This year, our plan was to have a longer than usual trip to Scotland and other parts of Europe, and to take our New Zealand grandsons (aged 12 and 14) with us for the first three weeks, leaving New Zealand at the end of March. Unfortunately, as you may know, I had to leave earlier than expected because my sister Fiona was very ill in Scotland; I was able to spend some precious time with her before she died. This was a sad start to our visit. However, Kerr then arrived as planned with the boys, and we had an exciting, and exhausting time, staying with our daughter, Eileen, in London, and seeing all the sights. We walked miles, steeped ourselves in history, and were amazed at how quickly the boys learned to use the Tube network. The boys also had a quick trip to their ‘roots’ in Scotland and crossed by Eurostar to Paris, before we sent them home. An unexpected highlight for me was our visit to Harry Potter world, a vast film set full of amazing artefacts, fascinating to fans, and interesting even if you had only read the first book or seen the first film.
Kerr and I then toured London at a more sedate pace before going to Findochty, a little one-time fishing village in the North East of Scotland, where we house-sat for several months. The house was on the shores of the Moray Firth, and we enjoyed watching the changing movements of the water, and the many boats – and dolphins – going past. It was also a great base for exploring parts of Scotland we didn’t know so well, and for visiting friends and relations both North and South.

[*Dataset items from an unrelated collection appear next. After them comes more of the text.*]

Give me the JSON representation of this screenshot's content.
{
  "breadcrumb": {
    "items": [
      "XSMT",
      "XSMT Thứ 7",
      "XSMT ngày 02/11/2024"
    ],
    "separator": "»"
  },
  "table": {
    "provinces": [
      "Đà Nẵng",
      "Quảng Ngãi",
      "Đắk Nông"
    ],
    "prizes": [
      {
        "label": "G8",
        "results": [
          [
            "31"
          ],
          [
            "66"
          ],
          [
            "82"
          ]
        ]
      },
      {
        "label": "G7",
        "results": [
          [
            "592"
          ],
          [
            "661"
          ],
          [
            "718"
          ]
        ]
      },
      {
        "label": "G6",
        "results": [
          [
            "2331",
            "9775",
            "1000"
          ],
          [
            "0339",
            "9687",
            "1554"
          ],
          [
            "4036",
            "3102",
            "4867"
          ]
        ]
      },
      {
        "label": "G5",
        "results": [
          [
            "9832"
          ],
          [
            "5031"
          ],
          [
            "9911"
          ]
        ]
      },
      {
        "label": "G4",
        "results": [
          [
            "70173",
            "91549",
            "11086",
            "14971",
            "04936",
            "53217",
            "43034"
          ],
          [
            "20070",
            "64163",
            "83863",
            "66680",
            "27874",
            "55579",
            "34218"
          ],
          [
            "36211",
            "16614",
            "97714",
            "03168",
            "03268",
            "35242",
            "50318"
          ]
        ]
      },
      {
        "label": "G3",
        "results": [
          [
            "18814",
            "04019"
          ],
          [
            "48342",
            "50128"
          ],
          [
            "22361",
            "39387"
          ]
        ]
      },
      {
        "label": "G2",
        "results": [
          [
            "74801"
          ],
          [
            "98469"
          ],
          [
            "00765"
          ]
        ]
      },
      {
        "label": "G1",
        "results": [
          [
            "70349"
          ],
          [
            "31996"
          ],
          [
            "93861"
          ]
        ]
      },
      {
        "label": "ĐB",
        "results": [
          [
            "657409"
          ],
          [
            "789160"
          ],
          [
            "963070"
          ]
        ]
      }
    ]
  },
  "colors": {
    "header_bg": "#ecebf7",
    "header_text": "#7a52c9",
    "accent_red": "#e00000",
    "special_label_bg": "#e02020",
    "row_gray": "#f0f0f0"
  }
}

Highlights included visiting a number of Scottish islands: Orkney with its amazing Neolithic village at Skara Brae, the Ring of Brodgar standing stones, the Italian Chapel painted by prisoners of war and the 12th century cathedral of Saint Magnus; the Isle of Skye, moodily beautiful, where a friend showed us some of the island’s ‘secret places’; Mull, and a marvellous bus driver who regaled us with tales of history, geography, geology and biology as we crossed the island, and who sang ‘Child in a Manger’ as we went past Bunessan and the memorial to Mary Macdonald there; Staffa, with its dramatic basalt columns and Fingal’s Cave, and the wonderfully fearless puffins waiting at the top of a steep slope; and beautiful Iona, known as ‘the cradle of Christianity’, with its wealth of Celtic spiritual history and its current ecumenical community.
Other memorable places included Berlin, an exciting modern city, and with all its 20th century history, stories of the Berlin wall, escape attempts at Checkpoint Charlie, an underground bunker from the time of the Cold war, and the Jewish Museum, the most powerfully moving museum we have seen. The walled city of Chester showed us English history from Roman times; there are ancient shopping streets, and a magnificent cathedral, and of course we visited Chester Zoo (possibly even better than Auckland Zoo). From Chester we also made day trips to Liverpool and Manchester. We were briefly in Edinburgh during the Festival so we experienced the excitement of street performers showing their singing, dancing, drumming and other talents, and we managed to fit in a number of excellent Fringe shows, as well as seeing old friends. Prague was magnificent, with its castle, Charles Bridge, Wenceslas square, the astronomical clock and many mediaeval streets and buildings. In Prague we also enjoyed a splendid concert of Mozart’s music in the Mirrored Chapel. Prague was the starting point for our boat trip on the Danube – a wonderful experience, in spite of low water levels that made river cruising difficult at times. We went from Nuremberg to Vienna, and were thoroughly spoiled with excellent food, great scenery, beautiful old villages, towns and cities and very good company.
We feel very privileged to have been able to spend such a long time away from New Zealand, and to be able to catch up with friends and relations, re-visit places we enjoy and see so many great places new to us.